Lecture analytique de la lettre de Mohamed Ouzine au Chef du gouvernement
Au Maroc aujourd’hui, certains textes politiques ne se lisent plus seulement pour ce qu’ils disent, mais pour ce qu’ils révèlent.
La lettre adressée par Mohamed Ouzine, député et secrétaire général du Mouvement Populaire, au Chef du gouvernement, n’est pas une simple missive de protestation hors des cadres institutionnels. C’est un document politique et culturel qui porte en lui bien plus que ses phrases explicites.
Ici, nous ne republions pas cette lettre, nous l’analysons.
Pourquoi a-t-elle été écrite ?
Pourquoi maintenant ?
Et que dit-elle, surtout, entre les lignes ?
De la forme au sens : pourquoi une lettre ouverte ?
La première chose qui frappe dans le texte d’Ouzine n’est pas son contenu, mais sa forme.
Une lettre ouverte adressée au Chef du gouvernement par un parlementaire, en dehors de l’hémicycle, est en soi un signal : celui d’un blocage du débat institutionnel.
Ouzine justifie ce choix par un constat politique clair :
absence prolongée du Chef du gouvernement au Parlement, silence face aux questions écrites, refus d’une session extraordinaire.
La lettre cesse alors d’être un simple choix et devient une nécessité politique, un témoignage sur un vide démocratique.
Le véritable événement n’est pas un festival
À première vue, le déclencheur est le festival « Boulevard » et les violences qui l’ont accompagné.
Mais une lecture attentive montre que le festival n’est qu’un symptôme d’un problème plus profond :
la relation de l’État à la culture, à la parole et à la jeunesse.
Ouzine ne s’attaque ni à l’art ni aux festivals en tant que tels.
Il dénonce la banalisation institutionnelle de la violence verbale et de la vulgarité, lorsque l’argent public finance des discours qui heurtent la dignité et les valeurs collectives.
De la violence symbolique à la violence réelle
Le cœur de l’analyse d’Ouzine est là :
quand on normalise la violence des mots, on ne peut s’étonner de voir surgir la violence des actes.
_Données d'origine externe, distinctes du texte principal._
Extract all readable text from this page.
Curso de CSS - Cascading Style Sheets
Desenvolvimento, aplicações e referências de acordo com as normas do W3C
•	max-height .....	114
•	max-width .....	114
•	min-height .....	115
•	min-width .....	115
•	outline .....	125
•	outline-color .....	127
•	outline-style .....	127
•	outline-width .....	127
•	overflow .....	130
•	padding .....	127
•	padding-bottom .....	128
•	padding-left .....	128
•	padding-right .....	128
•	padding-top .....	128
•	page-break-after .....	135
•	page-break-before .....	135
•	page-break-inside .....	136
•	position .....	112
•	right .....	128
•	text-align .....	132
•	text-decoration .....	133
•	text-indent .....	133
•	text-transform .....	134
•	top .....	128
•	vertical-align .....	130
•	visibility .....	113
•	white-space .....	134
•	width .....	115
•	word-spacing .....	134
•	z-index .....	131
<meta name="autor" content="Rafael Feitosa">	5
Ce qui s’est produit au stade du Racing, selon lui, n’est pas un accident, mais le produit logique d’un déséquilibre culturel, où la scène devient modèle et la provocation, référence.
Le temps comme politique
Un autre élément central est le calendrier.
Organiser des festivals au moment de la rentrée scolaire n’est pas un détail : c’est un choix politique.
Comment demander aux jeunes de se concentrer, tout en les happant par le bruit des plateformes et des scènes ?
Comment prêcher l’effort et financer ses caricatures ?
Le budget comme miroir des valeurs
Quand Ouzine évoque l’eau, le lait, le coût de la vie et la rentrée scolaire, il ne s’éloigne pas du sujet : il le précise.
Le message est clair : un budget est aussi une éthique.
Dans un pays sous pression sociale, financer des spectacles controversés devient un acte politique qui révèle les priorités réelles.
Entre le pouvoir et la réalité
Au fond, la lettre d’Ouzine est moins une attaque qu’un avertissement.
Un rappel que le pouvoir ne se confond pas avec le nombre, et que le silence n’est jamais synonyme de consentement.
La question posée est simple et grave :
voulons-nous un État qui gère le sens, ou un État qui se contente de gérer le bruit ?
Conclusion
La lettre de Mohamed Ouzine est le symptôme d’une crise plus large :
crise des priorités,
crise du dialogue,
crise du rôle culturel de l’État.
Et si elle se termine par « à suivre », c’est parce que les questions qu’elle pose restent, pour l’instant, sans réponse.